Mi papá no se pregunta cuántos años tiene. Se pregunta cuántos Mundiales de Fútbol le quedan. Cuando éramos niños, como nunca tuvimos con qué ir a una Copa Mundo, hacíamos nuestro propio Mundial en casa. Nos poníamos camisetas del equipo que nos gustaba, nos preparábamos con bebidas y crispetas, y venían todos los vecinos y los parientes a ver el partido, el que fuera, y luego nos quedábamos comentándolo. No importaba en qué lugar del mundo se celebrara, nosotros estábamos ahí como hinchas futboleros viéndolo a la distancia, envidiando un poco a la gente que podía ocupar esas bancas, a las olas de colores que las llenaban: amarillo, verde, rojo, blanco, según el que jugara. El fútbol era para nosotros una fiesta, como lo era para aquellos hinchas que iban a verlo a los estadios.
En este Mundial, muchas más personas van a estar como estuvimos nosotros: viéndolo desde sus casas. No necesariamente porque les da miedo ir a Estados Unidos, con los abusos de ICE y el endurecimiento de la política antiinmigrantes, sino porque los precios de las boletas han alcanzado niveles ridículos.
Si bien esos tiquetes comienzan en 60 dólares para fase de grupos, la nueva política de la FIFA de precios dinámicos, que suben o bajan según la demanda, ha convertido a los partidos de fútbol en subastas al mejor postor, donde las tarifas se vuelven impagables, en particular para ir a ver equipos que tienen una hinchada robusta como España, Brasil o Argentina, cuyo costo ya va por los 700 dólares. Y ni hablar de la final, donde una entrada puede costar casi 7.000 dólares.
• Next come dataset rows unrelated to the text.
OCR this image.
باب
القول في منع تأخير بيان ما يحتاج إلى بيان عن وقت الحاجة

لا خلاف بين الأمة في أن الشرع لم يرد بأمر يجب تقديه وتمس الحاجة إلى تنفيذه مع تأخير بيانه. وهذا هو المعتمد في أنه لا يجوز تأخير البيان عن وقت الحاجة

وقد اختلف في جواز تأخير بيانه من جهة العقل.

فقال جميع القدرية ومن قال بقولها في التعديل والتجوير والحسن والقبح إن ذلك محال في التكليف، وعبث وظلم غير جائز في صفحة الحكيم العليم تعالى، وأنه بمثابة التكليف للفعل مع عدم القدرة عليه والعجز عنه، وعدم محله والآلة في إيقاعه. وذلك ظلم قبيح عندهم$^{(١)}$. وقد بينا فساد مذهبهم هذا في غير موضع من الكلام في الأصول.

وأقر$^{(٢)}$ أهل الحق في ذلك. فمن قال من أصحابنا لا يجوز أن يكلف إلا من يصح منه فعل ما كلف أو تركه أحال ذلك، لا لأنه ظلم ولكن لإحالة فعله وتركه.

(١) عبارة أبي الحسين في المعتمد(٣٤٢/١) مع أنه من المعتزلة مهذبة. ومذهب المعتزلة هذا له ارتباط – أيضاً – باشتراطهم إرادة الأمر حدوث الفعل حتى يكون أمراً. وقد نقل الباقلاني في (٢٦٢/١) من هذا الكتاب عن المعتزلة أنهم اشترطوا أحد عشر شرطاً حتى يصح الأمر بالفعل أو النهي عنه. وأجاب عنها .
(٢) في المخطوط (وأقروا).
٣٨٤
Esto nunca había ocurrido. Ni siquiera en Qatar, donde las boletas costaban desde 69 dólares para los extranjeros en fase de grupos y la final costó 1.600 dólares. El fútbol siempre había sido un espectáculo asequible para el público, compuesto mayoritariamente de hinchas de clase media que le entregan el alma al equipo, y ahora con estos precios, los que antes hacían un esfuerzo económico importante para viajar a todas partes del mundo, pagar hoteles, alimentación y además entrar a los partidos, tendrán que empeñar su vida si quieren ir a esta Copa Mundo.
Pero no solo la política de precios dinámicos ha cambiado las reglas de este Mundial, sino los negocios paralelos y los paquetes VIP. La FIFA vende por lo menos la mitad de sus boletas a patrocinadores y los llamados paquetes de hospitality, entonces los sorteos generales y la boletería son menores. Y por si eso fuera poco, la reventa legal en FIFA dispara los precios cuando saca las boletas.
Adicionalmente a esto, el tema de la logística no es sencillo. El Mundial se jugará en tres países, con lo que los hinchas tendrán más desplazamientos y por supuesto mayores costos.
Muchos de los seguidores del fútbol no podrán estar en el Mundial esta vez. Los reemplazarán los turistas ricos que quieren una selfie en el estadio en el que Messi juega su último Mundial, pero que no tienen arraigo particular por una selección. Esto significa necesariamente unos partidos más asépticos, con menos camisetas de colores, menos pitos y banderas, menos himnos, menos fiesta alrededor del juego, y todo por la ambición desmedida de la FIFA.
Este año, como todos, yo estaré viéndolo en casa. Como todos, hinchando por mis equipos del alma. Pero tendré la sensación de que el fútbol ya no es más un espectáculo de todos, que ya no es más nuestra fiesta, sino una celebración lejana a la que no nos han invitado.